Then Gilder showed the true heart of him, in which love for his boy was before all else. He found himself wholly at a loss before the woman's unexpected reply.

“But I don't want him to know,” he stammered. “Why, I've spared the boy all his life. If he really loves you—it will——”

At that moment, the son himself entered hurriedly from the hallway. In his eagerness, he saw no one save the woman whom he loved. At his entrance, Mary rose and moved backward a step involuntarily, in sheer surprise over his coming, even though she had known he must come—perhaps from some other emotion, deeper, hidden as yet even from herself.

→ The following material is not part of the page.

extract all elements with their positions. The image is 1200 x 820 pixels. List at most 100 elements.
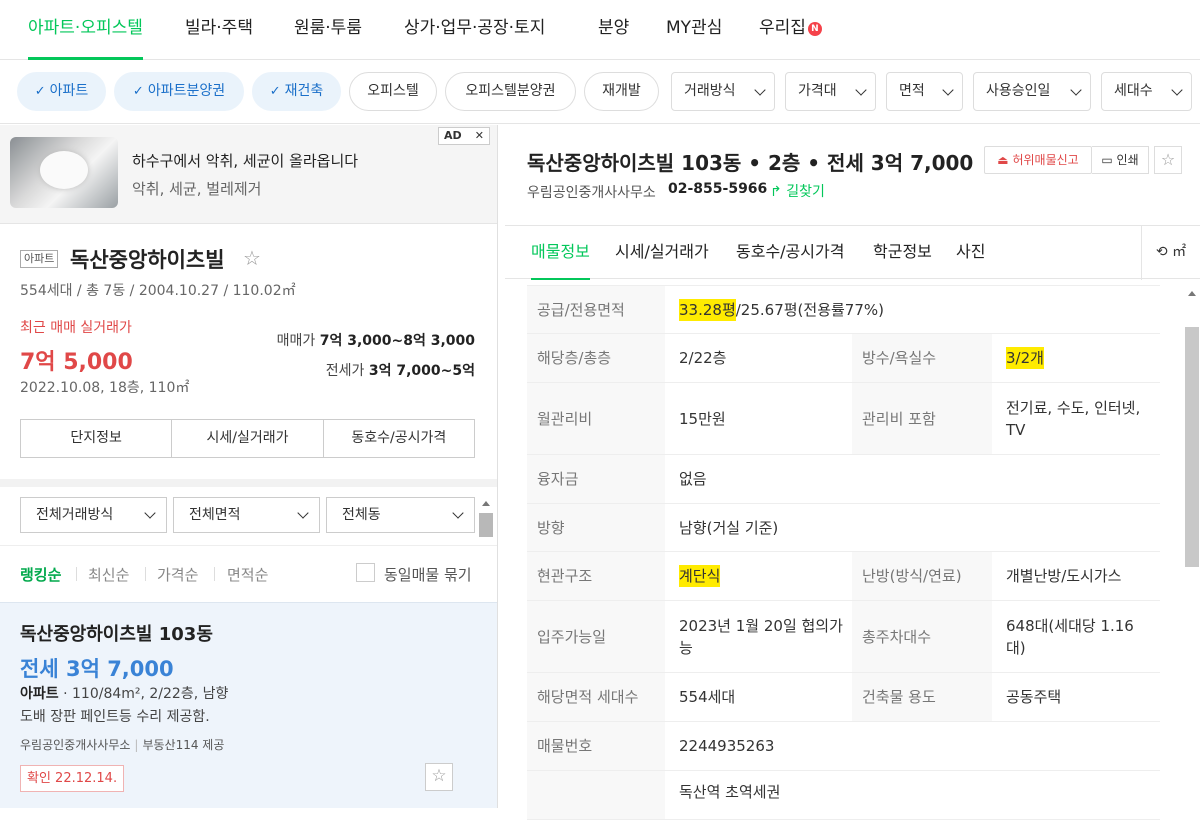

The young man, with his wholesome face alight with tenderness, went swiftly to her, while the other three men stood silent, motionless, abashed by the event. And Dick took Mary's hand in a warm clasp, pressed it tenderly.

“I didn't see father,” he said happily, “but I left him a note on his desk at the office.”

Then, somehow, the surcharged atmosphere penetrated his consciousness, and he looked around, to see his father standing grimly opposite him. But there was no change in his expression beyond a more radiant smile.

“Hello, Dad!” he cried, joyously. “Then you got my note?”

The voice of the older man came with a sinister force and saturnine.

“No, Dick, I haven't had any note.”

“Then, why?” The young man broke off suddenly. He was become aware that here was something malignant, with a meaning beyond his present understanding, for he saw the Inspector and Demarest, and he knew the two of them for what they were officially.